Pour les gens fascinés par l’inconnu, une excursion s’impose vers Carnac, «le lieu où il y a des monticules de pierre», pour découvrir une région énigmatique, si den­se en mégalithes. Des pier­res brutes, inégales, dres­sées, alignées, couchées, jonchent le sol sur 4 km en­tre le golfe du Morbihan et la rivière Étel.

Le golfe est en fait une pe­tite mer intérieure parsemée d’îlots, qui se prolonge à l’intérieur des terres en ri­vières. Le parcours le pénè­tre jusque dans la pointe de Baden‑Armor, en passant par Arradon, exposée plein sud. Le climat est chaud; vous remarquerez les figuiers, les lauriers roses, les camélias et les mimosas. C’est à Van­nes, sortie intacte de l’His­toire, que fut signée, le 13 août 1532 par Anne de Bre­tagne, la réunion du duché de Bretagne au royaume de France. Son vieux quartier, fermé de solides remparts, conserve jalousement les trésors de cette époque.

La route tortueuse vers Mu­zillac vous fera travailler un peu; pour oublier l’effort, profitez de la vue qu’elle offre sur l’étang de Pen Mur, domaine des mar­tins‑pêcheurs et des poules d’eau. À l’approche du pays de Loire, l’environnement change peu à peu. Le par­cours reste côtier jusqu’à Piriac‑sur‑Mer. Ce bourg, avec son port de pêche artisanal et ses belles de­meures, a charmé plusieurs écrivains au XIXe siècle: Flaubert, Daudet, Zola. Pour vous rafraîchir, à l’ouest du village, la jolie plage est facile d’accès.

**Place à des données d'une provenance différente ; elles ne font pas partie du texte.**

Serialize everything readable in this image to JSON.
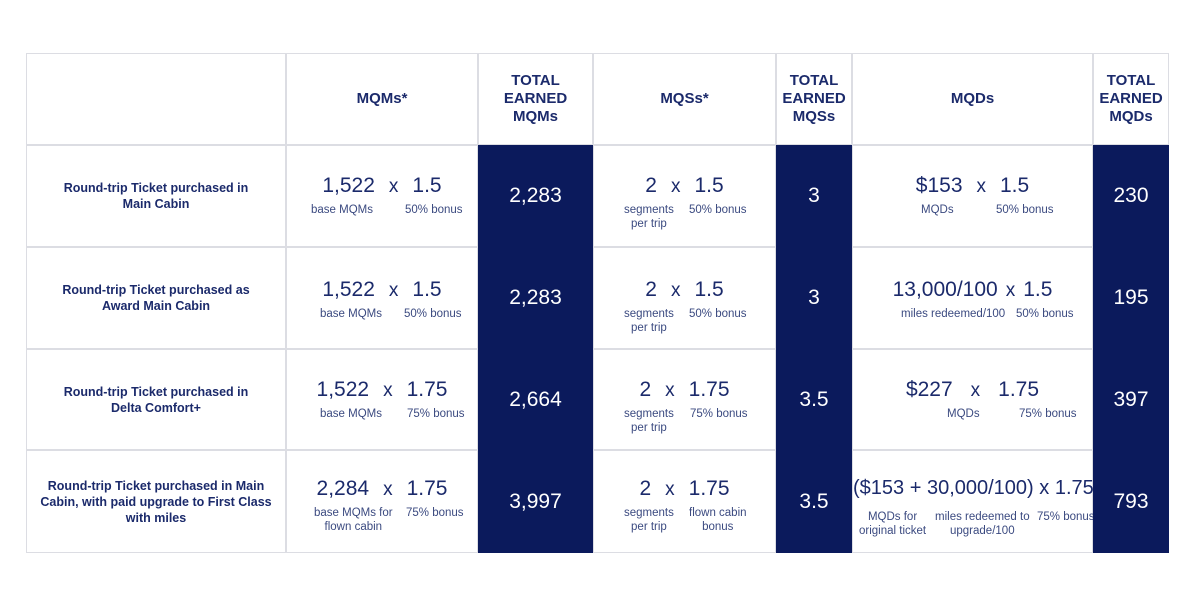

Surnommée la «Carcassonne bretonne», la cité médiévale de Guérande, entourée de remparts percés de quatre portes fortifiées, domine la région des marais salants à l’origine de sa prospérité. Honoré de Balzac l’a décrite comme «un magnifique joyau de la féodalité». Avant de quitter le pays blanc, profi­tez d’un moment de far­niente sur la Côte d’Amour et sa fameuse plage de 8 km.

Le Parc régional de la Grande Brière, espace unique, origi­nal et préservé, conserve un patrimoine exceptionnel. Si vous êtes amoureux de la nature, c’est en barque, poussée à la «pigouille», que vous devez explorer la vraie Brière: roseaux, nénuphars, hérons cendrés, mésanges à moustaches et autres trésors du silencieux marais.

Depuis Nantes, au carrefour de trois provinces, l’explo­ration continue le long du plus long fleuve de France, dans la vallée de la Loire.